Deficiencies in Pharmaceutical Services and Medication Management
Penalty
Summary
The facility failed to provide necessary pharmaceutical services to meet the needs of several residents, as evidenced by multiple deficiencies in medication management and administration. For one resident, hydromorphone, a controlled medication, was signed out on the Controlled Medication Count Sheet on several occasions, but there was no documentation in the Medication Administration Record (MAR) to confirm that the medication was actually administered. The Unit Manager confirmed that staff are required to document administration of controlled medications on both the MAR and the Controlled Medication Count Sheet, but this was not done for the specified dates and times. Additionally, the facility did not ensure timely removal of unused or discontinued controlled medications from medication carts for three residents.

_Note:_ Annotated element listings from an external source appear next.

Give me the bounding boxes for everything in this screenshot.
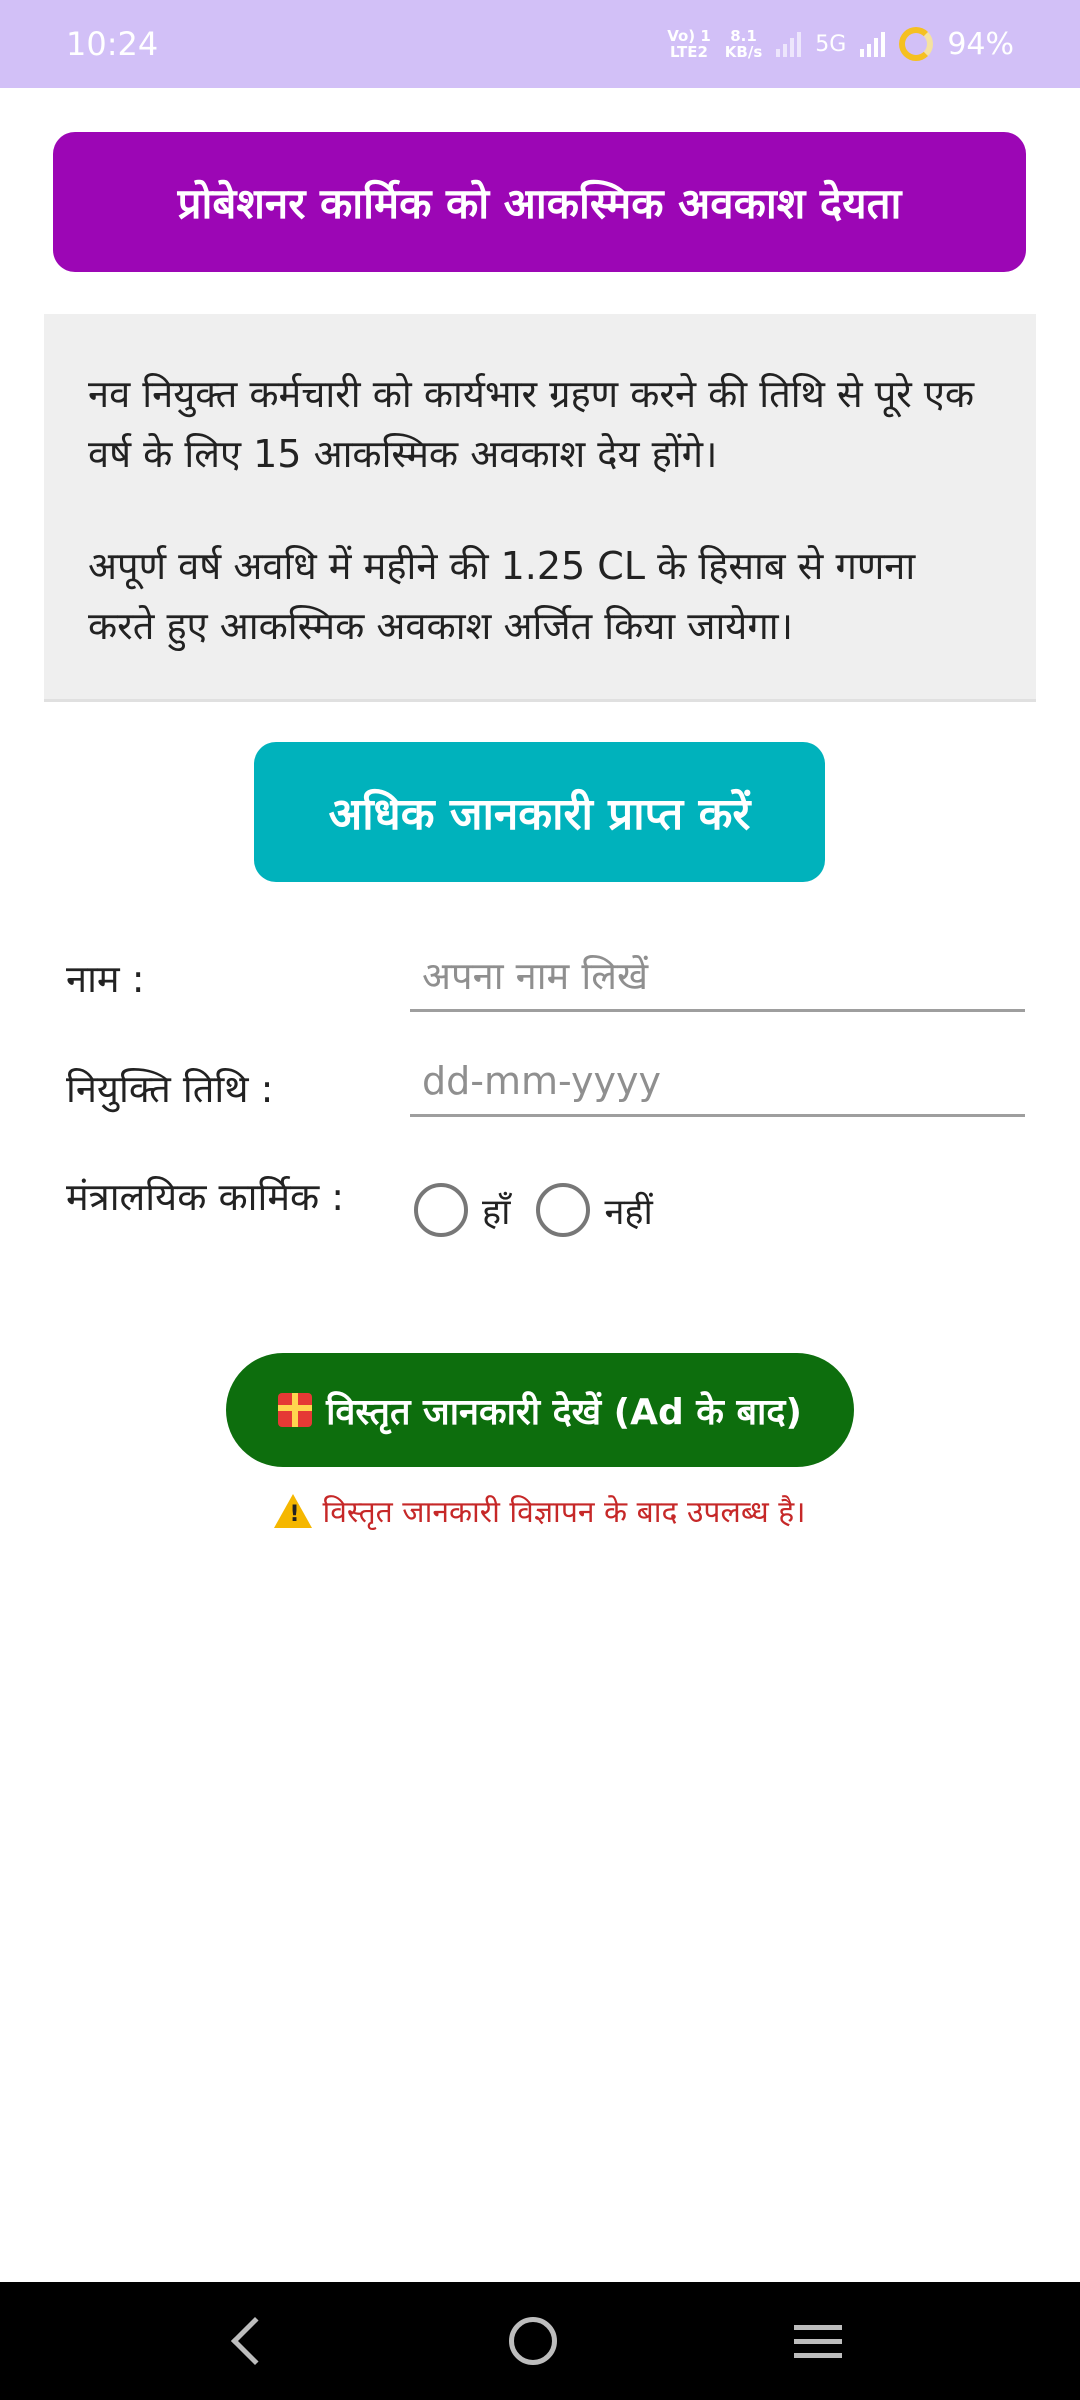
signal-icon-2 [860, 31, 886, 57]
network-speed: 8.1 KB/s [724, 27, 763, 61]
back-icon[interactable] [231, 2316, 280, 2366]
home-icon[interactable] [508, 2317, 557, 2365]
status-icons: Vo) 1 LTE2 8.1 KB/s 5G 94% [667, 27, 1014, 62]
info-paragraph-1: नव नियुक्त कर्मचारी को कार्यभार ग्रहण कर… [88, 372, 975, 476]
name-input[interactable] [410, 942, 1025, 1009]
network-type: 5G [815, 31, 847, 57]
status-bar: 10:24 Vo) 1 LTE2 8.1 KB/s 5G 94% [0, 0, 1080, 88]
ministerial-label: मंत्रालयिक कार्मिक : [66, 1175, 345, 1219]
name-label: नाम : [66, 957, 145, 1001]
radio-no-label: नहीं [604, 1191, 653, 1233]
battery-icon [899, 27, 934, 61]
radio-option-yes[interactable]: हाँ [414, 1183, 510, 1237]
name-field-wrapper [410, 942, 1025, 1012]
signal-icon [776, 31, 802, 57]
detailed-info-label: विस्तृत जानकारी देखें (Ad के बाद) [326, 1391, 802, 1433]
radio-no[interactable] [536, 1183, 591, 1237]
page-title: प्रोबेशनर कार्मिक को आकस्मिक अवकाश देयता [53, 132, 1026, 272]
status-time: 10:24 [66, 25, 159, 63]
radio-yes[interactable] [414, 1183, 468, 1237]
info-paragraph-2: अपूर्ण वर्ष अवधि में महीने की 1.25 CL के… [88, 544, 916, 648]
ministerial-radio-group: हाँ नहीं [414, 1180, 653, 1240]
date-field-wrapper [410, 1047, 1025, 1117]
volte-indicator: Vo) 1 LTE2 [667, 27, 711, 61]
recent-apps-icon[interactable] [793, 2324, 842, 2358]
detailed-info-button[interactable]: विस्तृत जानकारी देखें (Ad के बाद) [226, 1353, 854, 1467]
ad-warning-text: विस्तृत जानकारी विज्ञापन के बाद उपलब्ध ह… [322, 1495, 806, 1530]
radio-yes-label: हाँ [482, 1191, 511, 1233]
ad-warning: ! विस्तृत जानकारी विज्ञापन के बाद उपलब्ध… [0, 1490, 1080, 1531]
info-box: नव नियुक्त कर्मचारी को कार्यभार ग्रहण कर… [44, 314, 1036, 702]
date-label: नियुक्ति तिथि : [66, 1067, 274, 1111]
more-info-button[interactable]: अधिक जानकारी प्राप्त करें [254, 742, 825, 882]
date-input[interactable] [410, 1047, 1025, 1114]
radio-option-no[interactable]: नहीं [536, 1183, 653, 1237]
gift-icon [278, 1393, 313, 1427]
battery-level: 94% [947, 26, 1014, 62]
warning-icon: ! [274, 1493, 313, 1528]
system-nav-bar [0, 2282, 1080, 2400]
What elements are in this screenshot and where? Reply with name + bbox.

In these cases, controlled medications such as hydrocodone/APAP and lorazepam were found in the medication carts with no active physician orders, and the medications had not been administered. The Unit Manager verified that these medications remained in the carts despite the orders being discontinued, and the corresponding Controlled Medication Count Sheets reflected that the medications were not used. There were also failures in medication administration practices. During a medication pass, a nurse was observed leaving a resident's medications unattended on the bedside table on two separate occasions while leaving the room to retrieve supplies. The nurse acknowledged that medications should never be left unattended. Furthermore, another resident received a blood pressure medication despite the resident's systolic blood pressure being above the physician-ordered hold parameter. The nurse who administered the medication confirmed that the medication should not have been given under those circumstances.